Tancredo Criticizes Bush Decision to Appeal Illegal Alien Murder Case
( WASHINGTON, D.C. )
Tom Tancredo website
Representative Tom Tancredo (R-Littleton) today criticized the decision by President Bush to allow an appeals case to move to the Supreme Court regarding an illegal alien who was convicted of gang-raping, sodomizing and murdering two 14 year old girls.
“It’s astonishing that this president would give into international pressure from the Mexican government and possibly set this convicted gang member free,” Tancredo said.
Jose Medellin confessed, along with a handful of other gang members, to gang raping, sodomizing and murdering two 14 year old girls. He even took a wristwatch from one of the girls as a souvenir.
At issue is whether or not Medellin and the others were denied their right to contact the Mexican consulate prior to confessing their crimes. The International Court of Justice at The Hague ruled in favor of the Mexican government and asked that the United States reconsider their sentences.
Concluded Tancredo, “If the decree of some international tribunal were to trump our judicial system it would be a national embarrassment.”
Father of Murdered Girl Questions Bush’s Support to Halt Killer’s Execution
Fox News
The father of a 14-year-old Texas girl who was raped, sodomized and then strangled with a belt and shoe laces, wants to know why President Bush supports halting the execution of the Mexican national who confessed to killing his daughter and her friend.
“Our daughters are just pawns in a game that we have no control over,” Randy Ertman, father of Jennifer Ertman, told FOX News. “What can I say to the president of the United States or the Supreme Court that would make any difference?”
Jennifer Ertman, 14, and her classmate, Elizabeth Pena, 16, were brutally raped and killed in 1993 after stumbling upon a gang. Jose “Joe” Ernesto Medellin, who was born in Mexico but spent much of his childhood in Texas, confessed to the killings and was sentenced to death. But 14 years later, Medellin still sits in a Texas prison cell as the White House argues that his conviction was flawed because Houston police failed to tell him of his right to seek help from the Mexican consulate.
Medellin’s right to seek legal advice from Mexican diplomats is protected by the 1963 Vienna Convention, an international treaty that President Bush must follow under the U.S. Constitution, said Susan Gzesh, director of the human rights program at the University of Chicago.
A Father’s Plea “If the U.S. is going to disobey the obligations we’ve undertaken under the Vienna Convention, then other countries could retaliate,” Gzesh said. “Bush is following the treaty.”

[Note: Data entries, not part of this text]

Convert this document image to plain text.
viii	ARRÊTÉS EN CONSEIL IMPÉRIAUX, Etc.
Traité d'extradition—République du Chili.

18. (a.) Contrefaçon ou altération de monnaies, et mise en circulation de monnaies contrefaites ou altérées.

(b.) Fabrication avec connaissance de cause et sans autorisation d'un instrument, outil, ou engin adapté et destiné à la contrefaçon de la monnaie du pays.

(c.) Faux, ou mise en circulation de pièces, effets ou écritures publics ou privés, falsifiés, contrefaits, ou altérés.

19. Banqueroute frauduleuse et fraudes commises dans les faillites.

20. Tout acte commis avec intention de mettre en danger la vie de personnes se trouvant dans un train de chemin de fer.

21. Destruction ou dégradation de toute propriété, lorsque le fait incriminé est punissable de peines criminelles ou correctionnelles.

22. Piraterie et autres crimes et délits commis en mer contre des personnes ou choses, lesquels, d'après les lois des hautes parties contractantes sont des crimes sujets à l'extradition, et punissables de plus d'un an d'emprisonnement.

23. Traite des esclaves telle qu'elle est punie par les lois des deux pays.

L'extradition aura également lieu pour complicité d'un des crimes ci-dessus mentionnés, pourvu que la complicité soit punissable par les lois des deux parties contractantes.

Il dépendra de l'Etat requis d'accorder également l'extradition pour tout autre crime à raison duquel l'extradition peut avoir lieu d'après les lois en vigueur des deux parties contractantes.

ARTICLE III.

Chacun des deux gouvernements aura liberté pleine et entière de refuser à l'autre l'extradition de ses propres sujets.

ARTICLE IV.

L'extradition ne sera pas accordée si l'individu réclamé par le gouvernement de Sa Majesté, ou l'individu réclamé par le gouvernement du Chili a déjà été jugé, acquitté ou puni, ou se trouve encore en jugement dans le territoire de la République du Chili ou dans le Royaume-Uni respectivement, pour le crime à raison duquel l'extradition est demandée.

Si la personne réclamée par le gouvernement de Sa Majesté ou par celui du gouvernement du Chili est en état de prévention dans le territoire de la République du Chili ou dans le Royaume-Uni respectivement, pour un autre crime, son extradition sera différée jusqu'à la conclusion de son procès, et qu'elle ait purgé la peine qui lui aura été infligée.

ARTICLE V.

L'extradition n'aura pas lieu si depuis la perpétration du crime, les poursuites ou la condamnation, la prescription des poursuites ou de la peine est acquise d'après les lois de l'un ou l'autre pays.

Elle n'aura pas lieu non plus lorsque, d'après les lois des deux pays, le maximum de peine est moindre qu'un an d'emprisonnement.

The Supreme Court heard an oral argument Wednesday in the case of Medellin v. Texas, where the State of Texas presented arguments to counter those from the Bush administration and Medellin’s attorney asked the court to set aside Medellin’s conviction and death sentence and grant him a new hearing.
Wild Thing’s comment……..
Good for Tancredo. Bush’s action is outrageous.
We certainly wouldn’t want to do anything to jeopardize our great working relationship with our neighbor to the south . . .
They might, Mexico, gee, I dunno—they might start flooding our country with tens of thousands of their undesirable, unemployable, grade school drop-outs.
Or they might start smuggling tons of illegal drugs into our country, while their mealy-mouthed president says things like, “Mexico is wherever you find Mexicans.”
Also, how are we ever to integrate into a North American Union if we don’t learn how to kow-tow to the dictates of a European kangaroo-court?